You have a song on the album called ‘The Town Where I Was Born’. You pay tribute to Chicago with a few songs on every album. What depth of influence does your home town continue to have on your songwriting?
Tony: Oh yeah, lots. That song in particular, but also ‘Erin Go Bragh’ and ‘Resurrection Mary’, which is a song that was almost left off because of the fact that it’s an old Chicago ghost story. It’s about a gal who died on Archer Ave. and her ghost walks up and down the road, and people stop by and pick her up and she tells them to take her to the resurrection cemetery, and when they arrive at the gates she disappears.

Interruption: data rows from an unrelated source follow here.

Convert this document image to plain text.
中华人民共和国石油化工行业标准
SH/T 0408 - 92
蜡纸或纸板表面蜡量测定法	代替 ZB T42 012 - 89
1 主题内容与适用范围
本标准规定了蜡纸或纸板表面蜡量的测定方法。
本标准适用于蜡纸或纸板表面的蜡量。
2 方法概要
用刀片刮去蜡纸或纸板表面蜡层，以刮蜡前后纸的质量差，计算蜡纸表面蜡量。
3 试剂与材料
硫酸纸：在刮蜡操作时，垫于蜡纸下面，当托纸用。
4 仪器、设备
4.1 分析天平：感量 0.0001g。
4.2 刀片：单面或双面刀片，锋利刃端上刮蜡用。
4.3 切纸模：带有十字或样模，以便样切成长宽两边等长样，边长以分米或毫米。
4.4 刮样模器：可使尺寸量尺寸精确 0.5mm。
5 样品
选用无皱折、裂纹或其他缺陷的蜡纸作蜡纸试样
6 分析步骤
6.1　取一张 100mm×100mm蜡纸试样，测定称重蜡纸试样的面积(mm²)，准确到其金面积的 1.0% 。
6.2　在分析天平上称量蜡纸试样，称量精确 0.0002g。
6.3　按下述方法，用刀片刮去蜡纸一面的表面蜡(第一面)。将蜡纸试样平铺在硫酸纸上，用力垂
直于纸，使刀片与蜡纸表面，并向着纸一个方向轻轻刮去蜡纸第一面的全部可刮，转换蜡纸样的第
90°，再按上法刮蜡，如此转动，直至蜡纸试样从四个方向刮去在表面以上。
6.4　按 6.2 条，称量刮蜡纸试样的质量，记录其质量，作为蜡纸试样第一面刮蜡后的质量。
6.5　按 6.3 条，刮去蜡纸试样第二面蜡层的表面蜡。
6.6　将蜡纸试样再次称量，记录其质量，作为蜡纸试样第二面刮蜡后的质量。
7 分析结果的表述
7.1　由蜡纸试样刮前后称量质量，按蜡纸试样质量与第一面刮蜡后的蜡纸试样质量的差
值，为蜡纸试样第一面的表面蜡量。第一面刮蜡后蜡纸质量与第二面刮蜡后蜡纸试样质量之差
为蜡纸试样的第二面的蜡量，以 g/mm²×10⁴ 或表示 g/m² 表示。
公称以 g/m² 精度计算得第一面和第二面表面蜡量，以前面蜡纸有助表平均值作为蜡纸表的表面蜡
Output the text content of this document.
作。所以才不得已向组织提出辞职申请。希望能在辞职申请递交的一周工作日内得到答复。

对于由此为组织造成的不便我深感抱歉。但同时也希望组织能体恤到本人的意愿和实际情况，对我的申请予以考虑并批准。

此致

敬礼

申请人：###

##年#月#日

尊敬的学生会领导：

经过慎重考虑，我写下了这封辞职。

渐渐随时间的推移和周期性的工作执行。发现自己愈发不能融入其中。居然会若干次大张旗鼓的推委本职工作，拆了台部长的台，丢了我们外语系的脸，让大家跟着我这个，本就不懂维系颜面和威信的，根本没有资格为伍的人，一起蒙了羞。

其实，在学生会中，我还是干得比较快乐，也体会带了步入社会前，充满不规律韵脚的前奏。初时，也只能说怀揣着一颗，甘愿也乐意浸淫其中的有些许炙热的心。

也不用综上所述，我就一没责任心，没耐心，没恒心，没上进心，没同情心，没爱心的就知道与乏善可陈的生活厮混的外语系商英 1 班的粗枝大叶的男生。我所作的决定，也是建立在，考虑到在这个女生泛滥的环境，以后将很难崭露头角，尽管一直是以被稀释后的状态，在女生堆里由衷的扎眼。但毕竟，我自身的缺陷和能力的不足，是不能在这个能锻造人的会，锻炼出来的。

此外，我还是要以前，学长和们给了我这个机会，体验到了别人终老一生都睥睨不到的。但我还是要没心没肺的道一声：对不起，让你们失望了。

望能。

It’s an old, old ghost story. But we almost didn’t put it on the record because people in, like New York and Boston won’t give a shit about this story, or much less know what it is (laughs). But that is Chicago roots, which runs through everything we do, really.
I really like the song ‘USA’ from the last album. That’s a nice tribute not only to your city but also your country.
Tony: Yeah I just wanted to write something that paid tribute to America. It’s got its ups and downs and some of us are proud of it and some of us aren’t, but it’s ours and we love it. I wouldn’t want to live anywhere else, that’s for sure.
America is having a time right now, where sides are being taken and dissent is taking hold and I truly feel like music is one thing that can bring people back together. Which makes what you do as a profession especially important. Do you feel that way when you sit down to write a song? Does that cross your mind?
Tony: Maybe sometimes. My wife told me the other day that ‘Erin Go Bragh’ is a song about Irish immigrants coming to America and Chicago in particular. And she says that’s a very relevant topic right now. And I said ‘yeah I guess it is’. I didn’t think about that when I wrote it. There probably were some times when I was trying to touch on social issues, but I can’t think of any right now.
It’s more authentic if you don’t try to force it anyway.
Tony: No, I can’t sit down and write a song about something, it’s got to come to me. Sometimes I sit down and try to write a song of a certain tempo. Like with ‘Town That I Was Born’ I thought that I needed a song that was like ‘Dirty Old Town’, so I basically sat down and just rewrote that, and waited for the words and the melody to come to me.
Trace a line between punk rock and traditional Irish music. Why do they go so well together?
Tony: Oh yeah, well you know what it is; punk music and rock n’ roll music in general has always been really rebellious. And a lot of Irish music is literally rebellious. I mean talking about forming an uprising and chopping people’s heads off. But the difference between Irish music and punk or metal is that Irish music has a vulnerable side to it. You can have a real lullaby next to a barn stormer. But it’s all born in rebellion. That’s pretty much what it is.